Apalagi, berdasarkan data Dinas Penanggulangan Kebakaran dan Penyelamatan (Gulkarmat) sejak awal tahun hingga Juli 2025, Jakarta Timur tercatat sebagai wilayah kedua terbanyak mengalami kebakaran di DKI Jakarta.
Keterlibatan langsung masyarakat menjadi kunci penting dalam menekan risiko kebakaran.
Selain memiliki APAR, warga juga diimbau untuk memahami cara penggunaannya serta melakukan perawatan rutin agar berfungsi optimal saat dibutuhkan.
“Gerakan bersama ini akan membuat pencegahan kebakaran di Jakarta Timur berjalan lebih efektif,” ucap Munjirin.
Munjirin berharap, tingkat kesadaran masyarakat di Jakarta Timur semakin tinggi tentang kegunaan dan sosialisasi APAR di wilayah setempat.
Berdasarkan data Dinas Penanggulangan Kebakaran dan Penyelamatan (Gulkarmat) DKI Jakarta, sekitar 922 kasus kebakaran terjadi di Jakarta sejak tanggal Januari 2025 hingga pertengahan Juli 2025.
Wilayah Jakarta Barat menjadi wilayah dengan jumlah kebakaran tertinggi, mencapai 260 kasus.

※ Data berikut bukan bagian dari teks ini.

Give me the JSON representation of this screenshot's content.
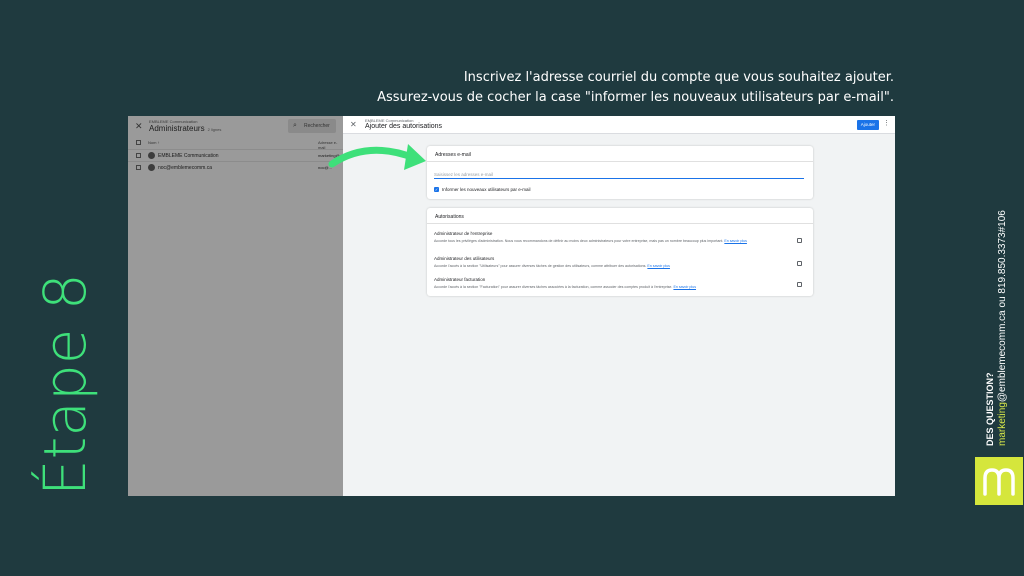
{
  "instructions": {
    "line1": "Inscrivez l'adresse courriel du compte que vous souhaitez ajouter.",
    "line2": "Assurez-vous de cocher la case \"informer les nouveaux utilisateurs par e-mail\"."
  },
  "step_title": "Étape 8",
  "contact": {
    "heading": "DES QUESTION?",
    "email_user": "marketing",
    "email_rest": "@emblemecomm.ca ou 819.850.3373#106"
  },
  "logo_letter": "m",
  "colors": {
    "background": "#1f3a3f",
    "accent_green": "#3ee07a",
    "logo_yellow": "#d5e63c",
    "primary_blue": "#1a73e8"
  },
  "left_panel": {
    "company": "EMBLEME Communication",
    "title": "Administrateurs",
    "count": "2 lignes",
    "search_placeholder": "Rechercher",
    "col_name": "Nom ↑",
    "col_email": "Adresse e-mail",
    "rows": [
      {
        "name": "EMBLEME Communication",
        "email": "marketing@..."
      },
      {
        "name": "noc@emblemecomm.ca",
        "email": "noc@..."
      }
    ]
  },
  "right_panel": {
    "company": "EMBLEME Communication",
    "title": "Ajouter des autorisations",
    "add_button": "Ajouter",
    "email_section": {
      "heading": "Adresses e-mail",
      "placeholder": "Saisissez les adresses e-mail",
      "notify_label": "Informer les nouveaux utilisateurs par e-mail",
      "notify_checked": true
    },
    "permissions": {
      "heading": "Autorisations",
      "items": [
        {
          "title": "Administrateur de l'entreprise",
          "desc": "Accorde tous les privilèges d'administration. Nous vous recommandons de définir au moins deux administrateurs pour votre entreprise, mais pas un nombre beaucoup plus important.",
          "link": "En savoir plus"
        },
        {
          "title": "Administrateur des utilisateurs",
          "desc": "Accorde l'accès à la section \"Utilisateurs\" pour assurer diverses tâches de gestion des utilisateurs, comme attribuer des autorisations.",
          "link": "En savoir plus"
        },
        {
          "title": "Administrateur facturation",
          "desc": "Accorde l'accès à la section \"Facturation\" pour assurer diverses tâches associées à la facturation, comme associer des comptes produit à l'entreprise.",
          "link": "En savoir plus"
        }
      ]
    }
  }
}
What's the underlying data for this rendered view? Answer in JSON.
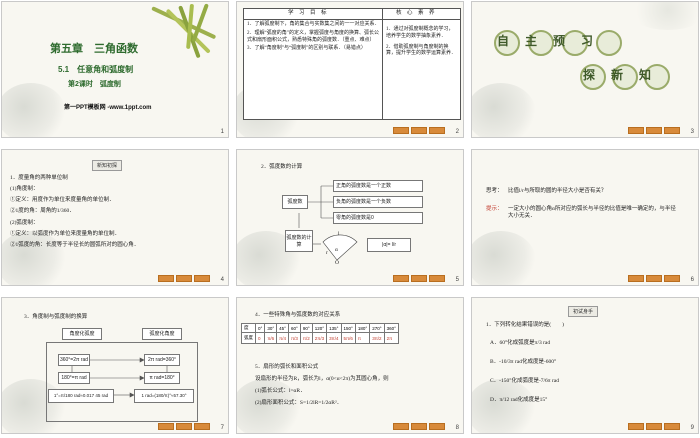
{
  "slides": [
    {
      "num": "1",
      "chapter": "第五章　三角函数",
      "section": "5.1　任意角和弧度制",
      "subsection": "第2课时　弧度制",
      "brand": "第一PPT模板网 -www.1ppt.com"
    },
    {
      "num": "2",
      "col1_header": "学　习　目　标",
      "col2_header": "核　心　素　养",
      "goals": [
        "1．了解弧度制下，角的集合与实数集之间的一一对应关系．",
        "2．理解“弧度的角”的定义，掌握弧度与角度的换算、弧长公式和扇形面积公式，熟悉特殊角的弧度数．（重点、难点）",
        "3．了解“角度制”与“弧度制”的区别与联系．（易错点）"
      ],
      "literacy": [
        "1．通过对弧度制概念的学习，培养学生的数学抽象素养．",
        "2．借助弧度制与角度制的换算，提升学生的数学运算素养．"
      ]
    },
    {
      "num": "3",
      "title1": "自　主　预　习",
      "title2": "探　新　知"
    },
    {
      "num": "4",
      "tag": "新知初探",
      "lines": [
        "1．度量角的两种单位制",
        "(1)角度制：",
        "①定义：用度作为单位来度量角的单位制．",
        "②1度的角：周角的1/360．",
        "(2)弧度制：",
        "①定义：以弧度作为单位来度量角的单位制．",
        "②1弧度的角：长度等于半径长的圆弧所对的圆心角．"
      ]
    },
    {
      "num": "5",
      "heading": "2．弧度数的计算",
      "box_a": "弧度数",
      "box_b": "弧度数的计算",
      "r1": "正角的弧度数是一个正数",
      "r2": "负角的弧度数是一个负数",
      "r3": "零角的弧度数是0",
      "formula": "|α|= l/r",
      "arc_l": "l",
      "arc_r": "r",
      "arc_o": "O",
      "arc_a": "α"
    },
    {
      "num": "6",
      "q_label": "思考：",
      "q_text": "比值l/r与所取的圆的半径大小是否有关？",
      "h_label": "提示：",
      "h_text": "一定大小的圆心角α所对应的弧长与半径的比值是唯一确定的，与半径大小无关．"
    },
    {
      "num": "7",
      "heading": "3．角度制与弧度制的换算",
      "top_a": "角度化弧度",
      "top_b": "弧度化角度",
      "rows": [
        [
          "360°=2π rad",
          "2π rad=360°"
        ],
        [
          "180°=π rad",
          "π rad=180°"
        ],
        [
          "1°=π/180 rad≈0.017 45 rad",
          "1 rad=(180/π)°≈57.30°"
        ]
      ]
    },
    {
      "num": "8",
      "heading": "4．一些特殊角与弧度数的对应关系",
      "deg_label": "度",
      "rad_label": "弧度",
      "degs": [
        "0°",
        "30°",
        "45°",
        "60°",
        "90°",
        "120°",
        "135°",
        "150°",
        "180°",
        "270°",
        "360°"
      ],
      "rads": [
        "0",
        "π/6",
        "π/4",
        "π/3",
        "π/2",
        "2π/3",
        "3π/4",
        "5π/6",
        "π",
        "3π/2",
        "2π"
      ],
      "h2": "5．扇形的弧长和面积公式",
      "p1": "设扇形的半径为R，弧长为l，α(0<α<2π)为其圆心角，则",
      "p2": "(1)弧长公式：l=αR．",
      "p3": "(2)扇形面积公式：S=1/2lR=1/2αR²．"
    },
    {
      "num": "9",
      "tag": "初试身手",
      "q": "1．下列转化结果错误的是(　　)",
      "opts": [
        "A．60°化成弧度是π/3 rad",
        "B．-10/3π rad化成度是-600°",
        "C．-150°化成弧度是-7/6π rad",
        "D．π/12 rad化成度是15°"
      ]
    }
  ],
  "colors": {
    "accent": "#c0392b",
    "title_green": "#2e6b2e",
    "nav": "#d88a3a"
  }
}
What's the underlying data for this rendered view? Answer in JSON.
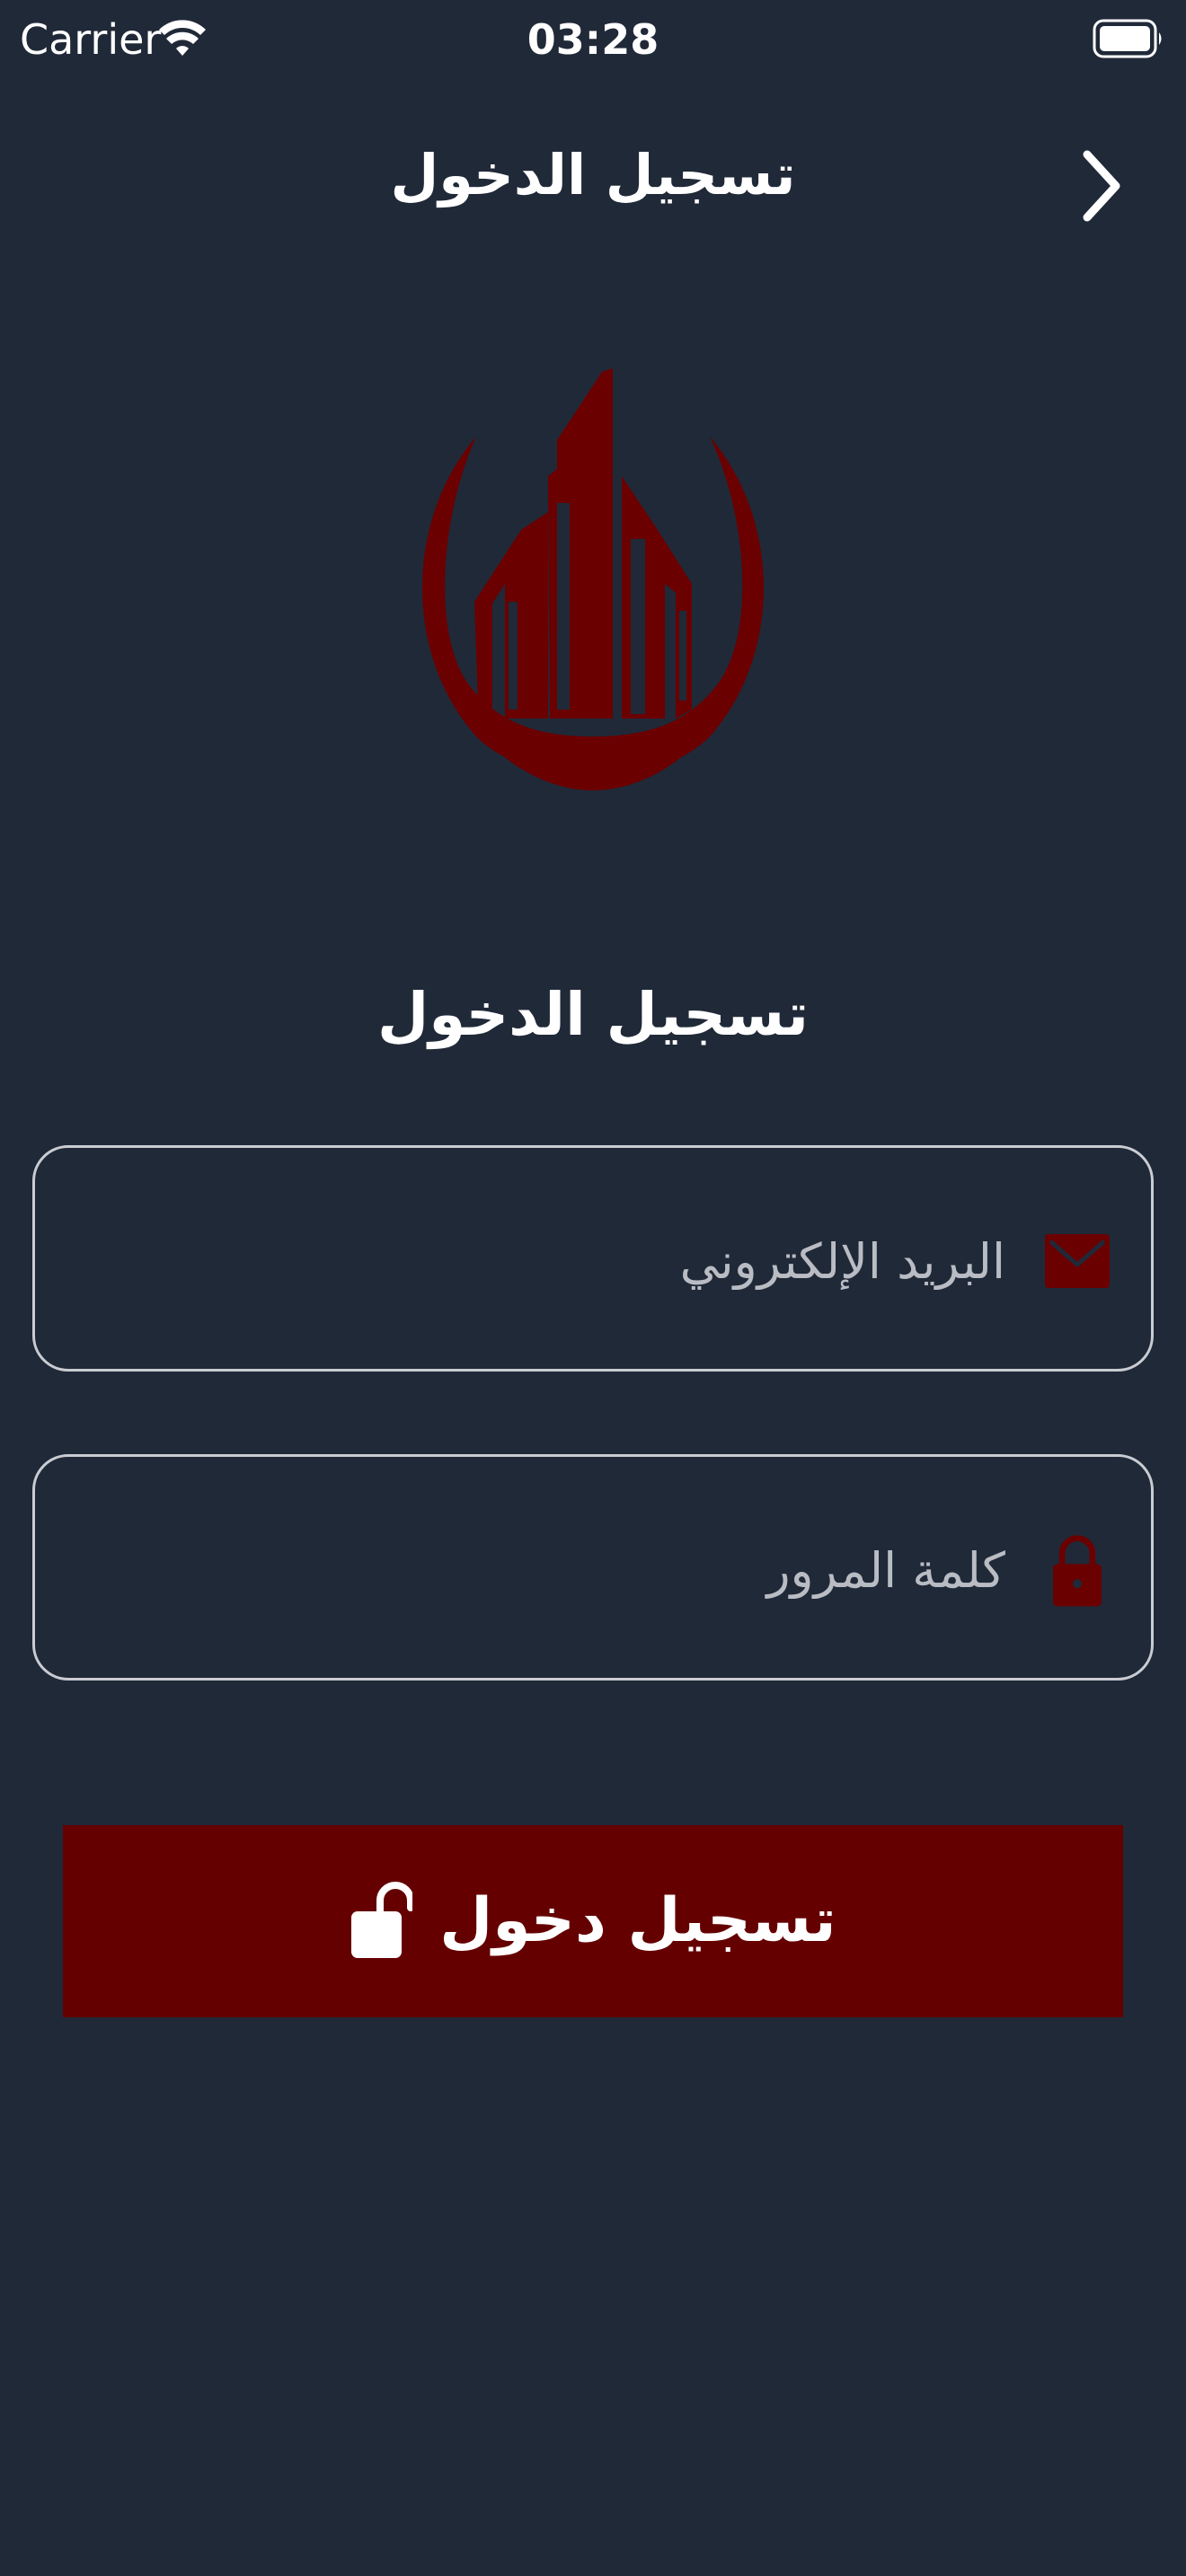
{
  "status_bar": {
    "carrier": "Carrier",
    "time": "03:28"
  },
  "nav": {
    "title": "تسجيل الدخول",
    "back_icon": "chevron-right-icon"
  },
  "logo": {
    "name": "buildings-logo",
    "color": "#6b0000"
  },
  "form": {
    "heading": "تسجيل الدخول",
    "email": {
      "placeholder": "البريد الإلكتروني",
      "value": "",
      "icon": "envelope-icon"
    },
    "password": {
      "placeholder": "كلمة المرور",
      "value": "",
      "icon": "lock-icon"
    },
    "submit": {
      "label": "تسجيل دخول",
      "icon": "unlock-icon"
    }
  },
  "colors": {
    "background": "#202938",
    "accent": "#650000",
    "field_border": "#c9ccd2",
    "placeholder": "#b9bcc3"
  }
}
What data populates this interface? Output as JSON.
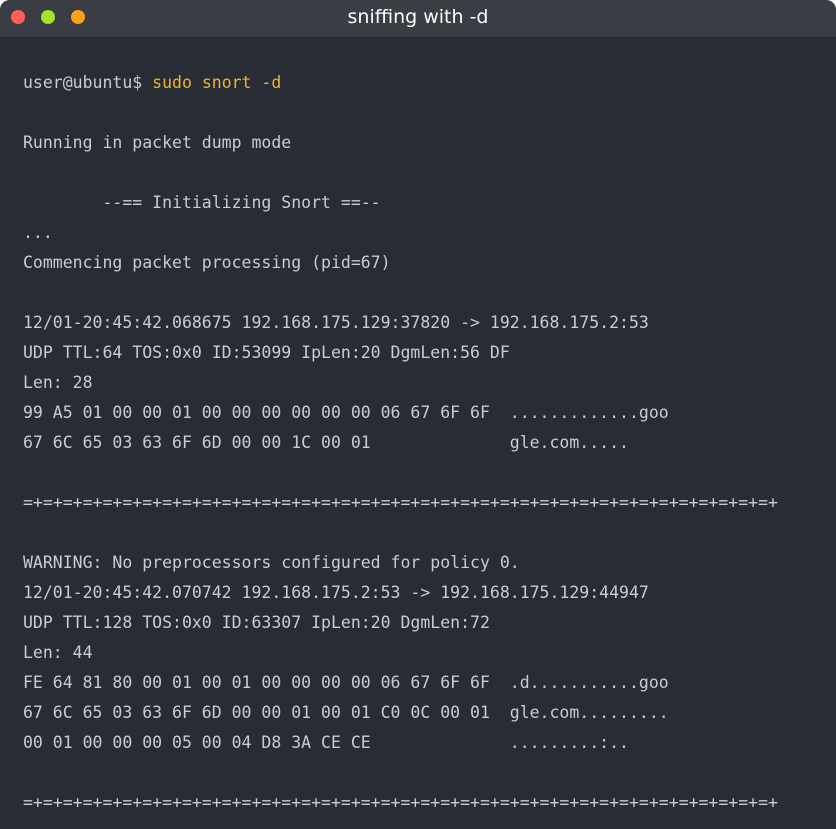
{
  "window": {
    "title": "sniffing with -d",
    "controls": {
      "close_color": "#ff5f57",
      "minimize_color": "#a6e22e",
      "maximize_color": "#ff9f1c"
    }
  },
  "terminal": {
    "prompt": "user@ubuntu$",
    "command": " sudo snort -d",
    "lines": [
      "",
      "Running in packet dump mode",
      "",
      "        --== Initializing Snort ==--",
      "...",
      "Commencing packet processing (pid=67)",
      "",
      "12/01-20:45:42.068675 192.168.175.129:37820 -> 192.168.175.2:53",
      "UDP TTL:64 TOS:0x0 ID:53099 IpLen:20 DgmLen:56 DF",
      "Len: 28",
      "99 A5 01 00 00 01 00 00 00 00 00 00 06 67 6F 6F  .............goo",
      "67 6C 65 03 63 6F 6D 00 00 1C 00 01              gle.com.....",
      "",
      "=+=+=+=+=+=+=+=+=+=+=+=+=+=+=+=+=+=+=+=+=+=+=+=+=+=+=+=+=+=+=+=+=+=+=+=+=+=+",
      "",
      "WARNING: No preprocessors configured for policy 0.",
      "12/01-20:45:42.070742 192.168.175.2:53 -> 192.168.175.129:44947",
      "UDP TTL:128 TOS:0x0 ID:63307 IpLen:20 DgmLen:72",
      "Len: 44",
      "FE 64 81 80 00 01 00 01 00 00 00 00 06 67 6F 6F  .d...........goo",
      "67 6C 65 03 63 6F 6D 00 00 01 00 01 C0 0C 00 01  gle.com.........",
      "00 01 00 00 00 05 00 04 D8 3A CE CE              .........:..",
      "",
      "=+=+=+=+=+=+=+=+=+=+=+=+=+=+=+=+=+=+=+=+=+=+=+=+=+=+=+=+=+=+=+=+=+=+=+=+=+=+"
    ]
  }
}
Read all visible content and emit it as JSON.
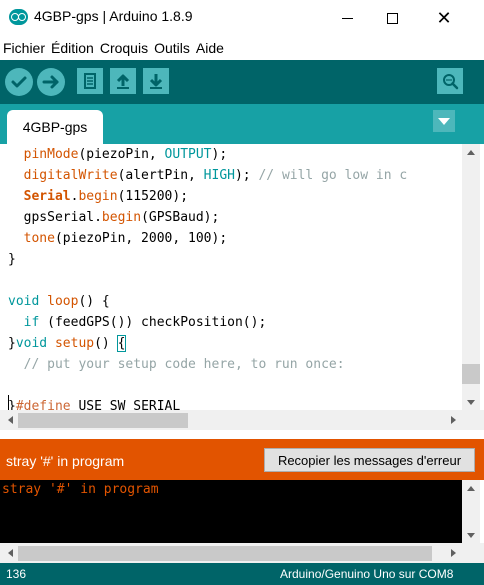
{
  "window": {
    "title": "4GBP-gps | Arduino 1.8.9",
    "logo_icon": "arduino-logo-icon",
    "minimize_icon": "minimize-icon",
    "maximize_icon": "maximize-icon",
    "close_icon": "close-icon",
    "close_glyph": "✕"
  },
  "menu": {
    "items": [
      "Fichier",
      "Édition",
      "Croquis",
      "Outils",
      "Aide"
    ]
  },
  "toolbar": {
    "buttons": [
      "verify-icon",
      "upload-icon",
      "new-icon",
      "open-icon",
      "save-icon"
    ],
    "serial_monitor_icon": "serial-monitor-icon"
  },
  "tabs": {
    "active": "4GBP-gps",
    "menu_icon": "tab-menu-dropdown-icon"
  },
  "editor": {
    "lines": [
      {
        "segments": [
          {
            "t": "  "
          },
          {
            "t": "pinMode",
            "c": "orange"
          },
          {
            "t": "(piezoPin, "
          },
          {
            "t": "OUTPUT",
            "c": "teal"
          },
          {
            "t": ");"
          }
        ]
      },
      {
        "segments": [
          {
            "t": "  "
          },
          {
            "t": "digitalWrite",
            "c": "orange"
          },
          {
            "t": "(alertPin, "
          },
          {
            "t": "HIGH",
            "c": "teal"
          },
          {
            "t": "); "
          },
          {
            "t": "// will go low in c",
            "c": "comment"
          }
        ]
      },
      {
        "segments": [
          {
            "t": "  "
          },
          {
            "t": "Serial",
            "c": "bold"
          },
          {
            "t": "."
          },
          {
            "t": "begin",
            "c": "orange"
          },
          {
            "t": "(115200);"
          }
        ]
      },
      {
        "segments": [
          {
            "t": "  gpsSerial."
          },
          {
            "t": "begin",
            "c": "orange"
          },
          {
            "t": "(GPSBaud);"
          }
        ]
      },
      {
        "segments": [
          {
            "t": "  "
          },
          {
            "t": "tone",
            "c": "orange"
          },
          {
            "t": "(piezoPin, 2000, 100);"
          }
        ]
      },
      {
        "segments": [
          {
            "t": "}"
          }
        ]
      },
      {
        "segments": [
          {
            "t": ""
          }
        ]
      },
      {
        "segments": [
          {
            "t": "void",
            "c": "teal"
          },
          {
            "t": " "
          },
          {
            "t": "loop",
            "c": "orange"
          },
          {
            "t": "() {"
          }
        ]
      },
      {
        "segments": [
          {
            "t": "  "
          },
          {
            "t": "if",
            "c": "teal"
          },
          {
            "t": " (feedGPS()) checkPosition();"
          }
        ]
      },
      {
        "segments": [
          {
            "t": "}"
          },
          {
            "t": "void",
            "c": "teal"
          },
          {
            "t": " "
          },
          {
            "t": "setup",
            "c": "orange"
          },
          {
            "t": "() "
          },
          {
            "t": "{",
            "c": "box"
          }
        ]
      },
      {
        "segments": [
          {
            "t": "  "
          },
          {
            "t": "// put your setup code here, to run once:",
            "c": "comment"
          }
        ]
      },
      {
        "segments": [
          {
            "t": ""
          }
        ]
      },
      {
        "segments": [
          {
            "t": "}"
          },
          {
            "t": "#define",
            "c": "red"
          },
          {
            "t": " USE_SW_SERIAL"
          }
        ]
      }
    ]
  },
  "status": {
    "message": "stray '#' in program",
    "copy_button_label": "Recopier les messages d'erreur"
  },
  "console": {
    "text": "stray '#' in program"
  },
  "footer": {
    "line_number": "136",
    "board": "Arduino/Genuino Uno sur COM8"
  },
  "colors": {
    "toolbar": "#006468",
    "tabbar": "#17a1a5",
    "button": "#4db7bb",
    "error_bar": "#e25400",
    "error_line": "#ffcccc"
  }
}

Lalu disusul oleh Jakarta Timur sebanyak 242 kasus.
Objek terbakar dengan intensitas paling tinggi yakni bangunan perumahan 345 kejadian, bangunan umum dan perdagangan 197 kejadian, dan kendaraan 42 kejadian.
Sebanyak 61 persen diduga karena masalah listrik, baik komponen listrik yang tidak sesuai Standar Nasional Indonesia (SNI), pemasangan yang kurang memenuhi standar operasi maupun kelalaian masyarakat mengelola listrik pada saat di rumah dan kantor. (ist/ant)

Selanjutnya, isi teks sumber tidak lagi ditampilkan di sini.